サシャフェルトは苦い顔をしたが、ミカルークがぽんぽんと肩を叩いて、

「まぁまぁ。あんまり違う名前だと、返って間違ったりして不自然かもしれないぜ。俺達も、リオさんって呼ぶ様にしようや。ハンナさん達は、元からお嬢様って呼んでるから、そのままで良いっすよね。もし、名前で呼ぶ時は注意してくださいよ。」

ハンナ、ヨハン、アンリの三人が頷いた。

「じゃ、姓はどうする?。」

「・・・あの、では、フェアクロフと名乗ってもよろしいでしょうか?。」

リオノーラがそう聞いた時、アンナがハッとした顔をし、ヨハンがビクッと身を震わせた。ユリウスとサシャフェルトはそれに気づいたが、特にその事には触れなかった。

「フェアクロフ?。誰か知ってる人の姓なの?」

ユリウスが首を傾げながら聞くと、

「母が、とても信頼していた方のお名前らしいのです。私はお会いした事は無いのですが。エリアス・フェアクロフ様。忘れない様にと、幼い時に言われたので・・・。」

リオノーラは懐かしむように、頬を染めながらそう言った。

「フェアクロフ・・・他大陸で聞く名前だね。リオはディーハ出身っていう事にするみたいだから、丁度良い。リオ・フェアクロフ・・・。うん、良いね、とってもいい名前だと思う。アシュレイよりも、リオにぴったりだ。」

ユリウスは本当に嬉しそうに、手を叩いて笑った。

「偽名に良い名前ってのも、変っすけどね。じゃ、俺達もこれからそう呼びますんで。」

改めてよろしくってのも、おかしいすかね?と言いながら、ミカルークは夕食のチキンにかぶりついた。
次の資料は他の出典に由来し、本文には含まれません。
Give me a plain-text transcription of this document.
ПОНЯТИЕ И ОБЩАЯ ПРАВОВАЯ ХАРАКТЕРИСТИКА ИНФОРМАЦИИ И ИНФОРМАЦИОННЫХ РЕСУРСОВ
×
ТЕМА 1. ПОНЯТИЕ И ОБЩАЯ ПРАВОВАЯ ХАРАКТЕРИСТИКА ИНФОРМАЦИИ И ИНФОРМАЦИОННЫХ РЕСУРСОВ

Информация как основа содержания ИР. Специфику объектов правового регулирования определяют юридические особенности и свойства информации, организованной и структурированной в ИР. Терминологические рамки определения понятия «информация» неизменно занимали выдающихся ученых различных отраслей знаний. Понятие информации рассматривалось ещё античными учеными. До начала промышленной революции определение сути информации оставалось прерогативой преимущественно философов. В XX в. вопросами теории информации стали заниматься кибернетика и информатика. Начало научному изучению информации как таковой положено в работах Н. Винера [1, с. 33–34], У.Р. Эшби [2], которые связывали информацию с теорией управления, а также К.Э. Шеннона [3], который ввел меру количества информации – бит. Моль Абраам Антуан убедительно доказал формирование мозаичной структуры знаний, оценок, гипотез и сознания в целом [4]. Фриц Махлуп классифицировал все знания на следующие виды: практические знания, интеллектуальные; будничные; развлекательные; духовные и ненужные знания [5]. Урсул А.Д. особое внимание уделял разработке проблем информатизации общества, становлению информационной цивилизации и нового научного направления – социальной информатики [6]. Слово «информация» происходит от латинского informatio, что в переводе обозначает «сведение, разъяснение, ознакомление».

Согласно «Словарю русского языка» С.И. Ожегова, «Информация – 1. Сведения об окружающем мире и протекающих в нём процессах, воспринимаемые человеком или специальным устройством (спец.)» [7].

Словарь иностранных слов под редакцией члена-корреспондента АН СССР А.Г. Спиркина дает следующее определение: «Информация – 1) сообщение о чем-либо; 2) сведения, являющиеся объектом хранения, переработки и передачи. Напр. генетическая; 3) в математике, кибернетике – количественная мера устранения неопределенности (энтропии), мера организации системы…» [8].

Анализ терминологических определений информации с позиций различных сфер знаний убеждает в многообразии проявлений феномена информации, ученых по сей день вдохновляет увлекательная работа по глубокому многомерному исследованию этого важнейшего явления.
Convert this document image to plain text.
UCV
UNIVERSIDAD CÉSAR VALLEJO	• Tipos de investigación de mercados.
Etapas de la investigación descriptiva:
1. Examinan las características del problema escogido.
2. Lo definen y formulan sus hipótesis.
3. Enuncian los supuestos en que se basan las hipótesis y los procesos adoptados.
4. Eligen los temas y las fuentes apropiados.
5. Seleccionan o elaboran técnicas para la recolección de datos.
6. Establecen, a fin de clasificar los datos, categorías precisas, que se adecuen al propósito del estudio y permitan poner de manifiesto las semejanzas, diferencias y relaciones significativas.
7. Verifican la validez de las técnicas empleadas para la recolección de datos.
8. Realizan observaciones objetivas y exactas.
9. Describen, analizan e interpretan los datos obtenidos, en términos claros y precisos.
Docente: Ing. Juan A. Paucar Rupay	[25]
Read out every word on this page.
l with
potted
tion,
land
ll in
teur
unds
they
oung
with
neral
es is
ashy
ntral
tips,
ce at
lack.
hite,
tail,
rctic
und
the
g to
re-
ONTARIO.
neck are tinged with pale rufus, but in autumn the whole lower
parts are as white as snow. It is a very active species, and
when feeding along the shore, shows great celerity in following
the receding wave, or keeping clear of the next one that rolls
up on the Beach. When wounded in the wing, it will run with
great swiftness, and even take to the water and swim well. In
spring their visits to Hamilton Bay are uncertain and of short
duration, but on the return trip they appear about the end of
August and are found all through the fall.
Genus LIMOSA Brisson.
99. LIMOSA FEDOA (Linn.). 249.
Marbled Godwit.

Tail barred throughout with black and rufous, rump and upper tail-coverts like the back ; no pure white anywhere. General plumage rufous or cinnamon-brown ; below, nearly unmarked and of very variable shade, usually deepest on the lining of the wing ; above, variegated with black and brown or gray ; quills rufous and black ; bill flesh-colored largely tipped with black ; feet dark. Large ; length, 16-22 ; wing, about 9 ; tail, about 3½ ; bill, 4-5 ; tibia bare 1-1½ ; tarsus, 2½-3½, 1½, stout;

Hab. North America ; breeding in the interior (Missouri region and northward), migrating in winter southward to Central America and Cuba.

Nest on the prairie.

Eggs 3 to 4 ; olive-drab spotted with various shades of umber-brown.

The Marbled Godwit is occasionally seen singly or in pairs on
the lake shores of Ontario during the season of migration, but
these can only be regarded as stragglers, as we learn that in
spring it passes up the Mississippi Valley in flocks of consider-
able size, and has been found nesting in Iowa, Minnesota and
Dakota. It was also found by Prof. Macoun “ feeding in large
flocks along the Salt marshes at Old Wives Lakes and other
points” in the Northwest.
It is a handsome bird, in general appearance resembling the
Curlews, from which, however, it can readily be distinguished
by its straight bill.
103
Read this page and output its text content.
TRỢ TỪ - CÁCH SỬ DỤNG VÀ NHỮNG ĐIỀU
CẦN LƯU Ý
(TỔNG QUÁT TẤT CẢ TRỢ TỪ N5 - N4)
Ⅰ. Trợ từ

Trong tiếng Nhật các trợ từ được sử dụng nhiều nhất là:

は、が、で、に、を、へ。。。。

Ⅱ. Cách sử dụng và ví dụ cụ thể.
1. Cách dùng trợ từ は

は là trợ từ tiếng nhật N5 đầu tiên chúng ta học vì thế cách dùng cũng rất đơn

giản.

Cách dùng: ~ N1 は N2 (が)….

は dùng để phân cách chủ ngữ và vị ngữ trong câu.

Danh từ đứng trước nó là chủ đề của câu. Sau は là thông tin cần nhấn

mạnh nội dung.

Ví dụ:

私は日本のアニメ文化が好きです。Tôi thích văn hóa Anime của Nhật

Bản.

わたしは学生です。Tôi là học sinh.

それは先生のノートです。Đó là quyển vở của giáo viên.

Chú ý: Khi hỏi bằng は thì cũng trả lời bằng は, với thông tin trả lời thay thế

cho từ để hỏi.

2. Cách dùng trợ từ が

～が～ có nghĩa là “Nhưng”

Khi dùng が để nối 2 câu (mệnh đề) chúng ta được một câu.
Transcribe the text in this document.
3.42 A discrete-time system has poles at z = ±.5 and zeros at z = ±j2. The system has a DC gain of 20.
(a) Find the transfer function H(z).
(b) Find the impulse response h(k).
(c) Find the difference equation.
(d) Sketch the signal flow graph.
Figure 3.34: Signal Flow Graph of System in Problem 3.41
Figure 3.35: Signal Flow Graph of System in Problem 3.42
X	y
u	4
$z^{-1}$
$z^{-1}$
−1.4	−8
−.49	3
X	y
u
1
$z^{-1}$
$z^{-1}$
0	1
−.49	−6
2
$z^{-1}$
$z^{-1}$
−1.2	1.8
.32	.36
「う~ん、美味いっす!。このチキン最高すね!。ハンナさんは、本当に料理が上手ですねぇ。」

「味付けは、お嬢様がなさってくれたんですよ。焼いたのは私ですけどね。」

ハンナはそう言って、ユリウスをチラリと見た。彼も、チキンを頬張りながら目を輝かせている。そして、ハンナが一人で作ったマッシュポテトには手を付けようともしていない。(やっぱり、ユリウス様には分かるのね。)
とハンナは苦笑しながら、

「お嬢様、ユリウス様のマッシュポテトに胡椒をかけてあげてくださいませ。そうすれば、ユリウス様も、お気に召すと思いますので。」

ハンナの思惑通り、ユリウスは全ての料理を残さず平らげた。